ISBN: 978-3-95439-554-5
Internet: www.vpm.deund E-Mail: info@vpm.de
Kapitel 1
Kapitel 2
Kapitel 3
Kapitel 4
Kapitel 5
Kapitel 6
Kapitel 7
Kapitel 8
Kapitel 9
Kapitel 10
So freundlich wie an diesem Nachmittag hatte man die Männer der „Isabella VIII.“ schon lange nicht mehr begrüßt. Am felsigen Ufer der Insel, die knapp zweihundert Seemeilen nördlich des Wendekreises des Steinbocks mitten im Atlantik lag, stand ein Mann und winkte ihnen zu. Damit nicht genug – er schwenkte sogar ein großes Tuch über seinem Kopf und benahm sich etwa so, als freue er sich über die Rückkehr sehr guter alter Freunde.
Sämtliche Einzelheiten, die seine Person betrafen, waren durchs Spektiv zu erkennen, so zum Beispiel seine große und kompakte Statur, sein breites, angenehmes, lachendes Gesicht und sein langes Gewand aus buntem und offenbar sehr teurem Stoff.
Zu den Füßen des Fremden – auch dies vermochten Philip Hasard Killigrew und seine Kameraden beim Heransegeln deutlich zu sehen – standen eine geöffnete Kiste und ein Tonkrug. Außerdem lagen noch ein paar Ballen Tuch auf den Uferfelsen, als habe man sie dort eben gerade kunstvoll drapiert.
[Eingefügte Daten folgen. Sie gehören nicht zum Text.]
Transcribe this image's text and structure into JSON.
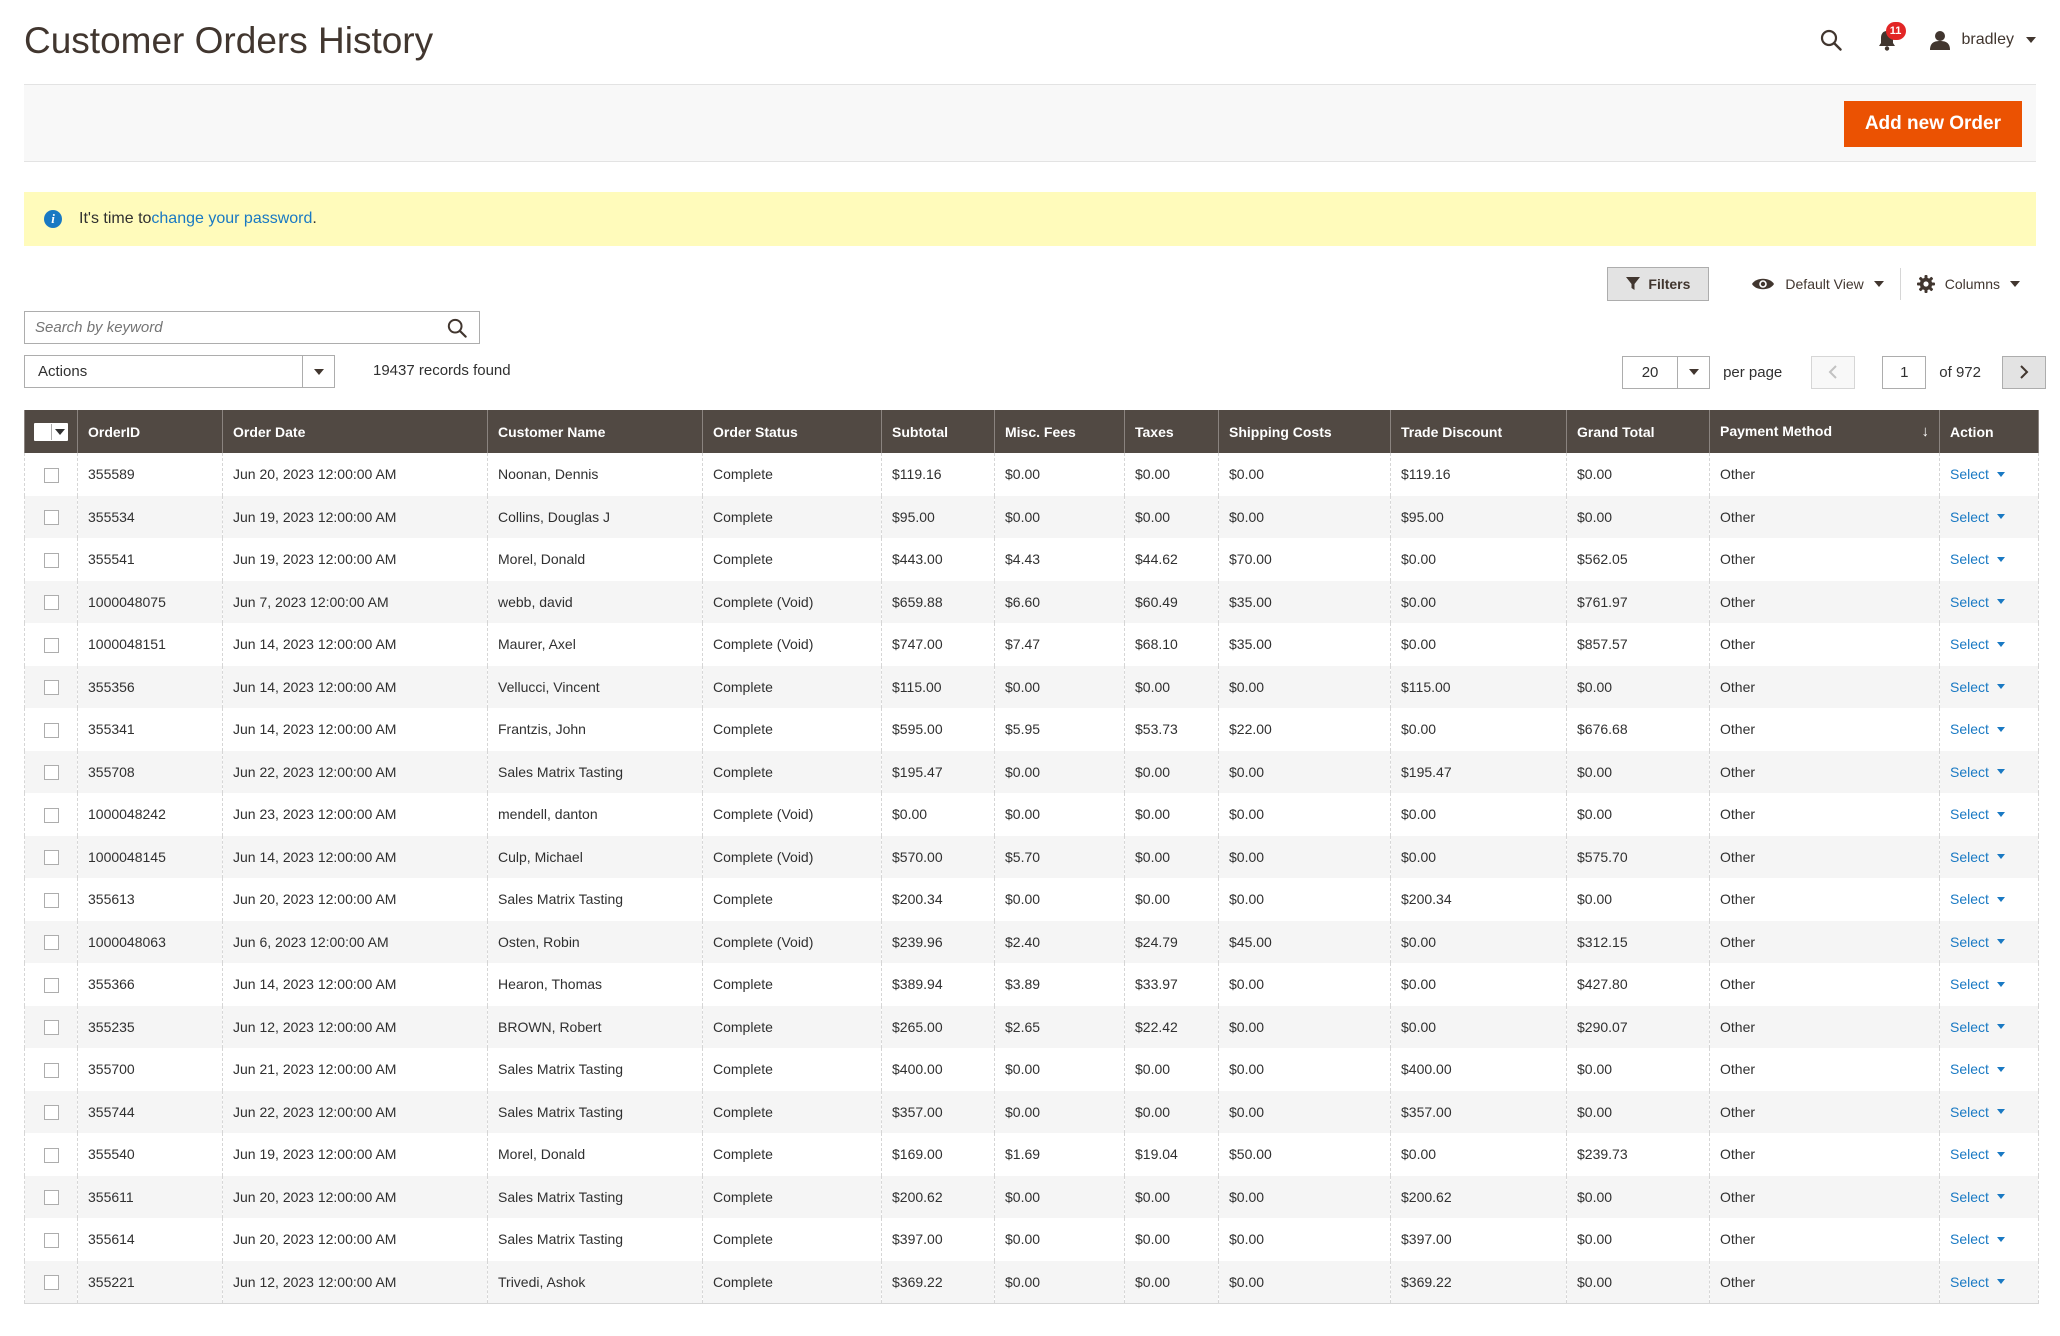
{
  "page": {
    "title": "Customer Orders History"
  },
  "header": {
    "notifications_count": "11",
    "username": "bradley"
  },
  "action_bar": {
    "add_button": "Add new Order"
  },
  "message": {
    "prefix": "It's time to ",
    "link": "change your password",
    "suffix": "."
  },
  "toolbar": {
    "filters": "Filters",
    "view": "Default View",
    "columns": "Columns"
  },
  "search": {
    "placeholder": "Search by keyword"
  },
  "mass_actions": {
    "label": "Actions"
  },
  "records_found": "19437 records found",
  "pager": {
    "per_page_value": "20",
    "per_page_label": "per page",
    "current_page": "1",
    "of_pages": "of 972"
  },
  "colors": {
    "accent": "#eb5202",
    "header_bg": "#514943",
    "link": "#1979c3",
    "notice_bg": "#fffbbb"
  },
  "table": {
    "columns": [
      "OrderID",
      "Order Date",
      "Customer Name",
      "Order Status",
      "Subtotal",
      "Misc. Fees",
      "Taxes",
      "Shipping Costs",
      "Trade Discount",
      "Grand Total",
      "Payment Method",
      "Action"
    ],
    "sort_indicator": "↓",
    "action_label": "Select",
    "rows": [
      [
        "355589",
        "Jun 20, 2023 12:00:00 AM",
        "Noonan, Dennis",
        "Complete",
        "$119.16",
        "$0.00",
        "$0.00",
        "$0.00",
        "$119.16",
        "$0.00",
        "Other"
      ],
      [
        "355534",
        "Jun 19, 2023 12:00:00 AM",
        "Collins, Douglas J",
        "Complete",
        "$95.00",
        "$0.00",
        "$0.00",
        "$0.00",
        "$95.00",
        "$0.00",
        "Other"
      ],
      [
        "355541",
        "Jun 19, 2023 12:00:00 AM",
        "Morel, Donald",
        "Complete",
        "$443.00",
        "$4.43",
        "$44.62",
        "$70.00",
        "$0.00",
        "$562.05",
        "Other"
      ],
      [
        "1000048075",
        "Jun 7, 2023 12:00:00 AM",
        "webb, david",
        "Complete (Void)",
        "$659.88",
        "$6.60",
        "$60.49",
        "$35.00",
        "$0.00",
        "$761.97",
        "Other"
      ],
      [
        "1000048151",
        "Jun 14, 2023 12:00:00 AM",
        "Maurer, Axel",
        "Complete (Void)",
        "$747.00",
        "$7.47",
        "$68.10",
        "$35.00",
        "$0.00",
        "$857.57",
        "Other"
      ],
      [
        "355356",
        "Jun 14, 2023 12:00:00 AM",
        "Vellucci, Vincent",
        "Complete",
        "$115.00",
        "$0.00",
        "$0.00",
        "$0.00",
        "$115.00",
        "$0.00",
        "Other"
      ],
      [
        "355341",
        "Jun 14, 2023 12:00:00 AM",
        "Frantzis, John",
        "Complete",
        "$595.00",
        "$5.95",
        "$53.73",
        "$22.00",
        "$0.00",
        "$676.68",
        "Other"
      ],
      [
        "355708",
        "Jun 22, 2023 12:00:00 AM",
        "Sales Matrix Tasting",
        "Complete",
        "$195.47",
        "$0.00",
        "$0.00",
        "$0.00",
        "$195.47",
        "$0.00",
        "Other"
      ],
      [
        "1000048242",
        "Jun 23, 2023 12:00:00 AM",
        "mendell, danton",
        "Complete (Void)",
        "$0.00",
        "$0.00",
        "$0.00",
        "$0.00",
        "$0.00",
        "$0.00",
        "Other"
      ],
      [
        "1000048145",
        "Jun 14, 2023 12:00:00 AM",
        "Culp, Michael",
        "Complete (Void)",
        "$570.00",
        "$5.70",
        "$0.00",
        "$0.00",
        "$0.00",
        "$575.70",
        "Other"
      ],
      [
        "355613",
        "Jun 20, 2023 12:00:00 AM",
        "Sales Matrix Tasting",
        "Complete",
        "$200.34",
        "$0.00",
        "$0.00",
        "$0.00",
        "$200.34",
        "$0.00",
        "Other"
      ],
      [
        "1000048063",
        "Jun 6, 2023 12:00:00 AM",
        "Osten, Robin",
        "Complete (Void)",
        "$239.96",
        "$2.40",
        "$24.79",
        "$45.00",
        "$0.00",
        "$312.15",
        "Other"
      ],
      [
        "355366",
        "Jun 14, 2023 12:00:00 AM",
        "Hearon, Thomas",
        "Complete",
        "$389.94",
        "$3.89",
        "$33.97",
        "$0.00",
        "$0.00",
        "$427.80",
        "Other"
      ],
      [
        "355235",
        "Jun 12, 2023 12:00:00 AM",
        "BROWN, Robert",
        "Complete",
        "$265.00",
        "$2.65",
        "$22.42",
        "$0.00",
        "$0.00",
        "$290.07",
        "Other"
      ],
      [
        "355700",
        "Jun 21, 2023 12:00:00 AM",
        "Sales Matrix Tasting",
        "Complete",
        "$400.00",
        "$0.00",
        "$0.00",
        "$0.00",
        "$400.00",
        "$0.00",
        "Other"
      ],
      [
        "355744",
        "Jun 22, 2023 12:00:00 AM",
        "Sales Matrix Tasting",
        "Complete",
        "$357.00",
        "$0.00",
        "$0.00",
        "$0.00",
        "$357.00",
        "$0.00",
        "Other"
      ],
      [
        "355540",
        "Jun 19, 2023 12:00:00 AM",
        "Morel, Donald",
        "Complete",
        "$169.00",
        "$1.69",
        "$19.04",
        "$50.00",
        "$0.00",
        "$239.73",
        "Other"
      ],
      [
        "355611",
        "Jun 20, 2023 12:00:00 AM",
        "Sales Matrix Tasting",
        "Complete",
        "$200.62",
        "$0.00",
        "$0.00",
        "$0.00",
        "$200.62",
        "$0.00",
        "Other"
      ],
      [
        "355614",
        "Jun 20, 2023 12:00:00 AM",
        "Sales Matrix Tasting",
        "Complete",
        "$397.00",
        "$0.00",
        "$0.00",
        "$0.00",
        "$397.00",
        "$0.00",
        "Other"
      ],
      [
        "355221",
        "Jun 12, 2023 12:00:00 AM",
        "Trivedi, Ashok",
        "Complete",
        "$369.22",
        "$0.00",
        "$0.00",
        "$0.00",
        "$369.22",
        "$0.00",
        "Other"
      ]
    ]
  }
}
Old O’Flynn und Ben Brighton standen mit dem Seewolf auf dem Achterdeck der „Isabella“ und beobachteten den Fremden interessiert durch ihre Fernrohre. Sie blickten über das Backbordschanzkleid, denn noch segelte die Galeone nördlichen Kurs mit achterlichem Wind, aber die kleine Gruppe von Inseln, die Bill vor etwa einer Stunde vom Großmars aus entdeckt hatte, befand sich im Nordwesten, also Backbord voraus.
Old O’Flynn verzog griesgrämig das Gesicht und ließ das Spektiv sinken.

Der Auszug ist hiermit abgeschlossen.